Our statistical analysis has also highlighted that when the restrictions were stricter (the first wave period) an actual shift in the causes of admission for trauma was observed. We compared the pre-pandemic group causes of admission versus each single period afterward. Only the comparison with the first wave demonstrated a significant statistical difference (p = 0.002). This finding is confirmed by the further analysis performed by means of the Fisher’s exact test on the first wave group versus the restriction and post-pandemic groups. Furthermore, when looking at the descriptive analysis, it is striking that the admissions for traffic collisions were more frequent during the pre-pandemic (27.8%), partial restrictions (45%) and post-pandemic (44.7%) periods. In contrast, the majority of the patients admitted during the first wave lockdown were victims of interpersonal violence (30%) and domestic accidents (30%). In fact, during the first wave lockdown the rate of admissions for road traffic accidents was the lowest of all the four phases (22.5%), due to the introduction of government measures such as smart working and traveling admitted only for emergency reasons.

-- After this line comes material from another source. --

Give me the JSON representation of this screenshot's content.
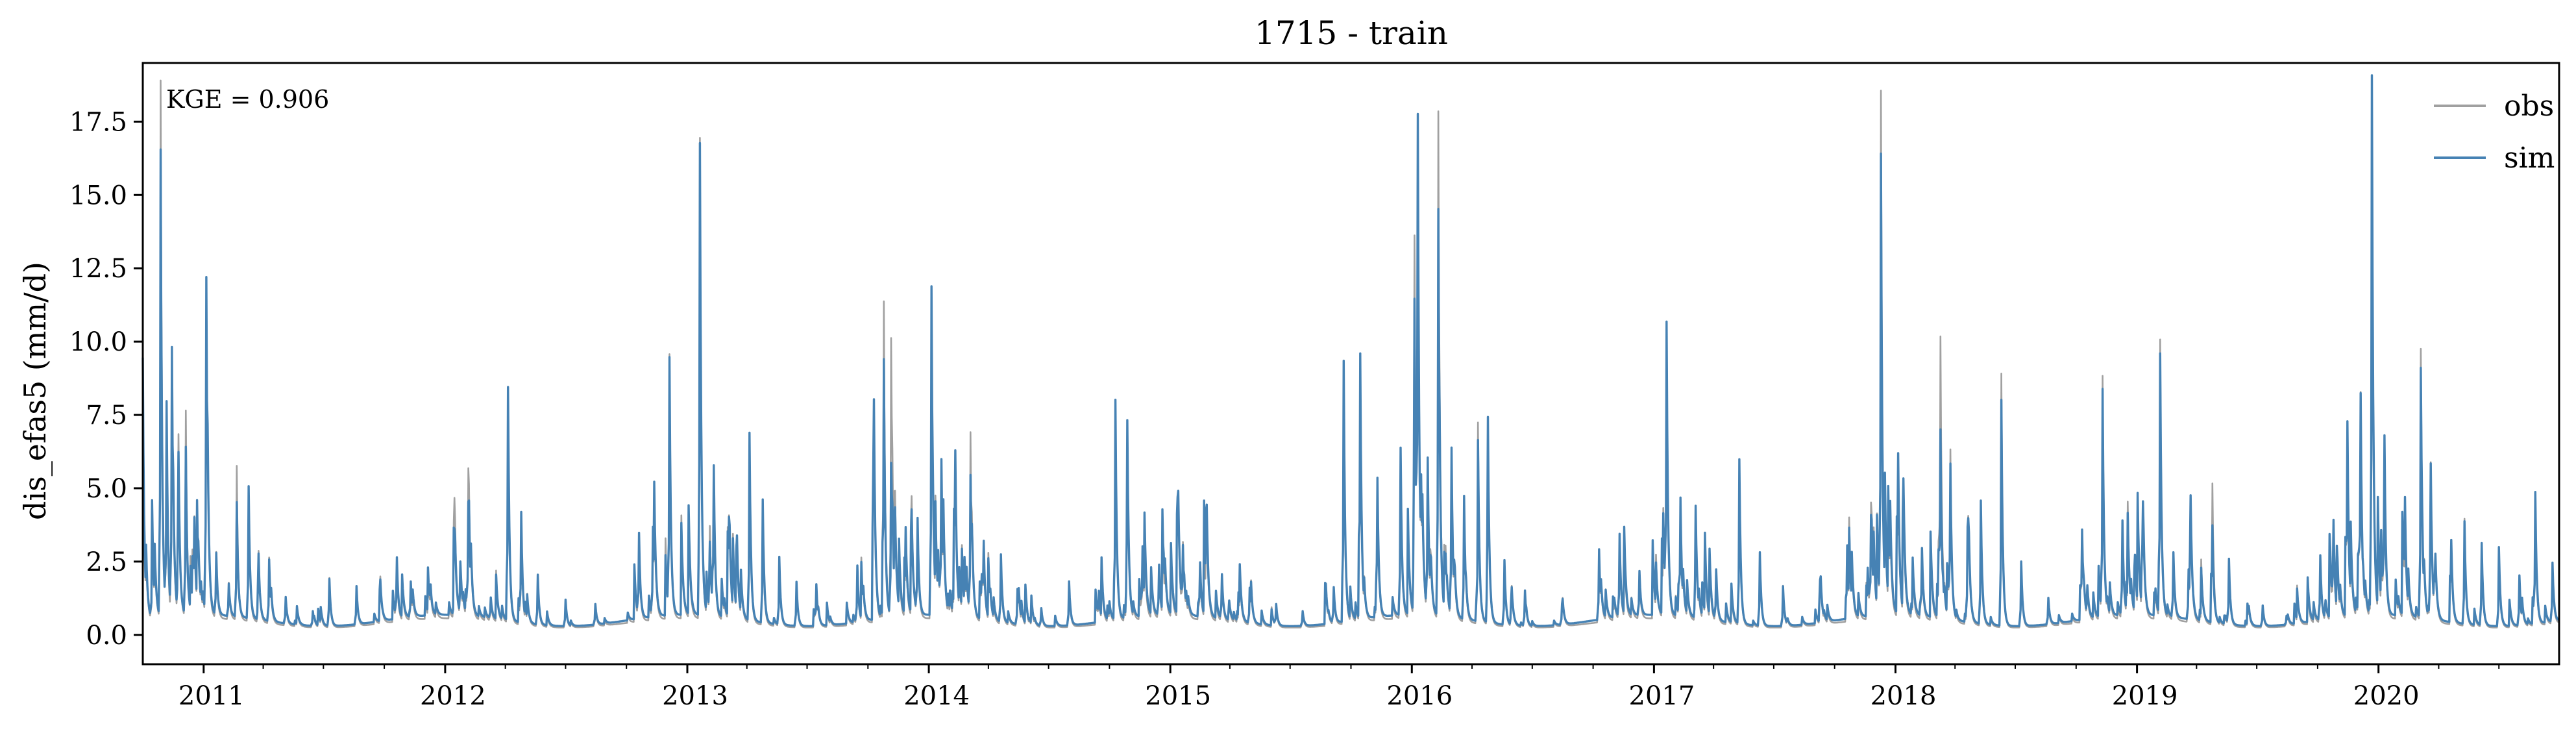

During the partial restrictions and post-pandemic periods, the rates for interpersonal violence and domestic accidents were 10, 28.9, 27.5 and 23.7%, respectively. These findings demonstrate that these rates were lower when the restrictions were loosened. This is probably a consequence of the fact that during the lockdown the forced house sharing and forced confinement at home may have generated a rise in aggression and an increase in domestic trauma.

It is interesting to note that, contrary to what might have been expected, the prevalence of maxillofacial traumas has not decreased during the lockdown period. This observation has already been reported in the literature by other authors who have not found significant differences in terms of the prevalence [2] and severity [4] of facial traumas during lockdown periods. This is due to a shift in the etiology of fractures, with a reduction in traumas due to road accidents and an increase in those related to other causes, such as interpersonal violence, domestic incidents and accidental falls.

The principal strength and novelty of this study lie in its pioneering analysis of the trends in the epidemiology of facial fractures throughout the various phases of the pandemic, extending into the post-pandemic period. This comprehensive approach allows for an assessment of whether the pandemic has had stable effects on people's habits sufficient to permanently alter the epidemiology of fractures. Understanding these changes is crucial, as it can inform future public health strategies and healthcare resource allocation. By identifying shifts in the causes and patterns of facial fractures, healthcare systems can better prepare for and respond to similar global health crises in the future, potentially leading to improved patient outcomes and more efficient use of medical resources.

However, the study is not without its limitations. Its retrospective nature is one such constraint, which may introduce biases related to data collection and analysis, limiting the ability to control for all potential confounding variables or to capture the full spectrum of relevant data. Additionally, being a single-center study poses challenges to the generalizability of the results. The data and conclusions drawn from one hospital or region may not accurately reflect the situation across the entirety of Italy, as regional variations in healthcare systems, population behaviors and pandemic impact can significantly influence the epidemiology of facial fractures.

Conclusions

During the COVID-19 pandemic, there have been profound changes in the epidemiology of fractures influenced by the restrictive measures implemented by the government. At the end of the pandemic, the epidemiology of fractures resumed the same pattern as in the pre-pandemic period.